Immm is a BYOB place in Uptown with a long chalkboard full of excellent Thai food options (like papaya salad and boat noodles). But one of the best dishes here is their tom kha. It’s a bright coconut soup that has a great balance of sweet and savory, and it'll make you feel better even if you had a dentist appointment and jury duty on the same day.

We’re not going to tell you whether you should or shouldn’t do the spicy “Monster Hell Ramen” challenge at Strings in Chinatown - that’s between you and your health insurance provider. But we can tell you that Strings is a great place for ramen no matter your spice tolerance or what type of broth you prefer. They have shoyu, shio, miso, and tonkotsu, along with toppings we don’t see as often, like turkey, crab meat, and beef tongue.

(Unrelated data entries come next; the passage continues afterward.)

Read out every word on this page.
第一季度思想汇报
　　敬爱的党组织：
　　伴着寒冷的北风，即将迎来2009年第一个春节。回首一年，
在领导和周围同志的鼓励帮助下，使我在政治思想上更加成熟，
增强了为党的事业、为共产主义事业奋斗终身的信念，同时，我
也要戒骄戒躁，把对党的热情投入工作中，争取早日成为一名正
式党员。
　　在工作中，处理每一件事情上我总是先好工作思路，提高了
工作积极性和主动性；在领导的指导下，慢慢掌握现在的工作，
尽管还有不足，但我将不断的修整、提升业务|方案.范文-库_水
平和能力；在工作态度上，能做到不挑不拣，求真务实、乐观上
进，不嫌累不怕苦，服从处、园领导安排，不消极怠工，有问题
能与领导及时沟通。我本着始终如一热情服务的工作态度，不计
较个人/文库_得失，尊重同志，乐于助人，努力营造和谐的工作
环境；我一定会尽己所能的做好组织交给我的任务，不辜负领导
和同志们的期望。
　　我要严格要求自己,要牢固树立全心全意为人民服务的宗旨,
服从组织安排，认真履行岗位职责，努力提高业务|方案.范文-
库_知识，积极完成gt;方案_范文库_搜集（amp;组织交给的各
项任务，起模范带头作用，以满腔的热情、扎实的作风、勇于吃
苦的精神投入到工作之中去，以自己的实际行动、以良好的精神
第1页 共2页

Lonesome Rose in Logan Square looks like a Southern California Ikea filled with margaritas and lots of Tex-Mex food. So if you need something warm, but want to feel far away from Chicago winter, come here and order the chicken tortilla soup. It’s perfectly salty, limey, and has a nice crunch from all the tortilla strips. Then, once you realize that the blizzard outside isn’t going away anytime soon, grab a few drinks at their basement bar Golden Teardrops.

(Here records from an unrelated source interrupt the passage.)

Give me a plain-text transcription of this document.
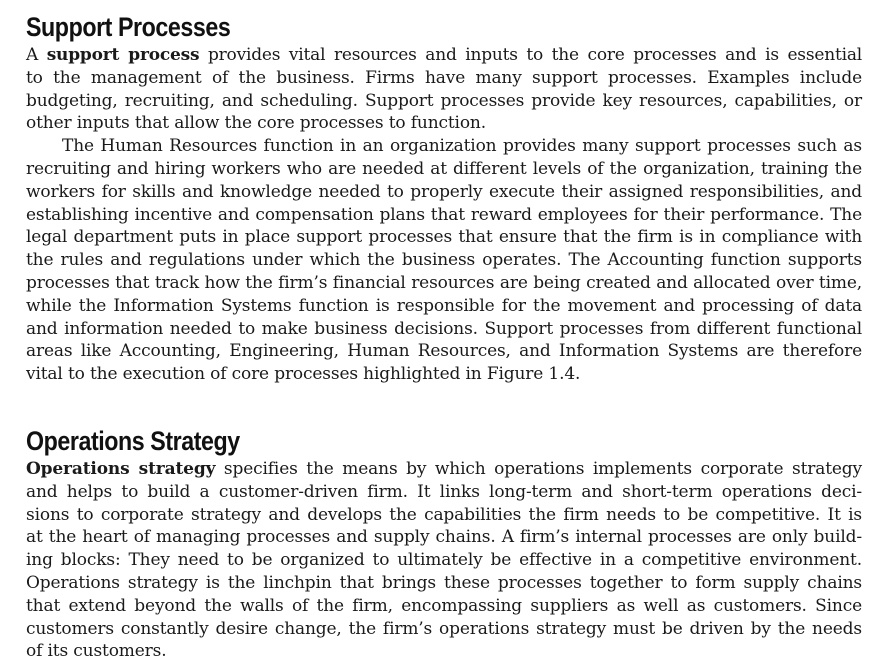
Support Processes
A support process provides vital resources and inputs to the core processes and is essential
to the management of the business. Firms have many support processes. Examples include
budgeting, recruiting, and scheduling. Support processes provide key resources, capabilities, or
other inputs that allow the core processes to function.
The Human Resources function in an organization provides many support processes such as
recruiting and hiring workers who are needed at different levels of the organization, training the
workers for skills and knowledge needed to properly execute their assigned responsibilities, and
establishing incentive and compensation plans that reward employees for their performance. The
legal department puts in place support processes that ensure that the firm is in compliance with
the rules and regulations under which the business operates. The Accounting function supports
processes that track how the firm’s financial resources are being created and allocated over time,
while the Information Systems function is responsible for the movement and processing of data
and information needed to make business decisions. Support processes from different functional
areas like Accounting, Engineering, Human Resources, and Information Systems are therefore
vital to the execution of core processes highlighted in Figure 1.4.
Operations Strategy
Operations strategy specifies the means by which operations implements corporate strategy
and helps to build a customer-driven firm. It links long-term and short-term operations deci-
sions to corporate strategy and develops the capabilities the firm needs to be competitive. It is
at the heart of managing processes and supply chains. A firm’s internal processes are only build-
ing blocks: They need to be organized to ultimately be effective in a competitive environment.
Operations strategy is the linchpin that brings these processes together to form supply chains
that extend beyond the walls of the firm, encompassing suppliers as well as customers. Since
customers constantly desire change, the firm’s operations strategy must be driven by the needs
of its customers.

Virtue is a Southern restaurant in Hyde Park that’s more comforting than a day spa full of emotional support animals. And their gumbo - made with a thick broth, rice, andouille sausage, and chicken - is the most soothing thing on the menu. We’ve considered just sticking our faces into the bowl to maximize efficiency, but it’s a very nice restaurant and we don’t want to be asked to leave.

Maybe you’re not crazy about the inherent brothiness of soup. If that’s the case, 1) congratulations on making it all the way to the end of this guide, and 2) go to Miss Saigon in Uptown for their brothless pho. It’s a big bowl of thin rice noodles and crispy bone-in chicken, and we get just as much joy out of eating it as the soupy version. They do offer broth on the side, so you can either pour it on top of the noodles or just sit there and scowl at it.